Documents relating to the Exchange Offers and Consent Solicitations will only be distributed to eligible holders of 21CFA Notes who complete and return an eligibility form confirming that they are either a “qualified institutional buyer” under Rule 144A or not a “U.S. person” and outside the United States under Regulation S for purposes of applicable securities laws. The complete terms and conditions of the Exchange Offers and Consent Solicitations are described in the offering memorandum and consent solicitation statement and letter of transmittal, copies of which may be obtained by contacting Global Bondholder Services Corporation, the exchange agent and information agent in connection with the Exchange Offers and Consent Solicitations, at (866) 470-3900 (U.S. toll-free) or (212) 430-3774(banks and brokers). The eligibility form is available electronically at: http://gbsc-usa.com/eligibility/disney.
This press release does not constitute an offer to sell or purchase, or a solicitation of an offer to sell or purchase, or the solicitation of tenders or consents with respect to, any security. No offer, solicitation, purchase or sale will be made in any jurisdiction in which such an offer, solicitation or sale would be unlawful. The Exchange Offers and Consent Solicitations are being made solely pursuant to the offering memorandum and consent solicitation statement and letter of transmittal and only to such persons and in such jurisdictions as are permitted under applicable law.

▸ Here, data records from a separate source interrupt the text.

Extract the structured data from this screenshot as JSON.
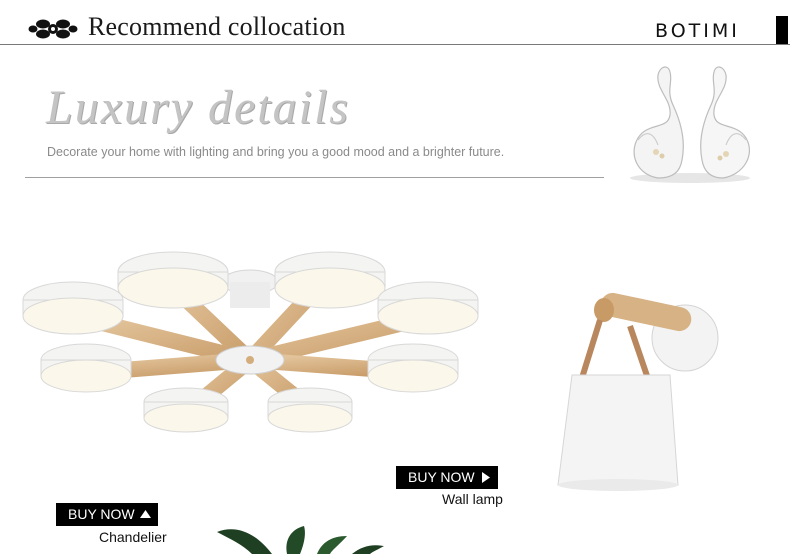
{
  "header": {
    "title": "Recommend collocation",
    "brand": "BOTIMI",
    "ornament_icon": "floral-ornament-icon"
  },
  "banner": {
    "headline": "Luxury details",
    "tagline": "Decorate your home with lighting and bring you a good mood and a brighter future."
  },
  "products": [
    {
      "button_label": "BUY NOW",
      "name": "Wall lamp",
      "arrow_icon": "triangle-right-icon"
    },
    {
      "button_label": "BUY NOW",
      "name": "Chandelier",
      "arrow_icon": "triangle-up-icon"
    }
  ],
  "colors": {
    "accent": "#000000",
    "wood": "#d9b68a",
    "shade": "#f2f2f0",
    "strap": "#b9875d"
  }
}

The New Disney Notes offered in the Exchange Offers have not been registered under the Securities Act of 1933, as amended, or any state securities laws. Therefore, the New Disney Notes may not be offered or sold in the United States absent registration or an applicable exemption from the registration requirements of the Securities Act of 1933, as amended, and any applicable state securities laws.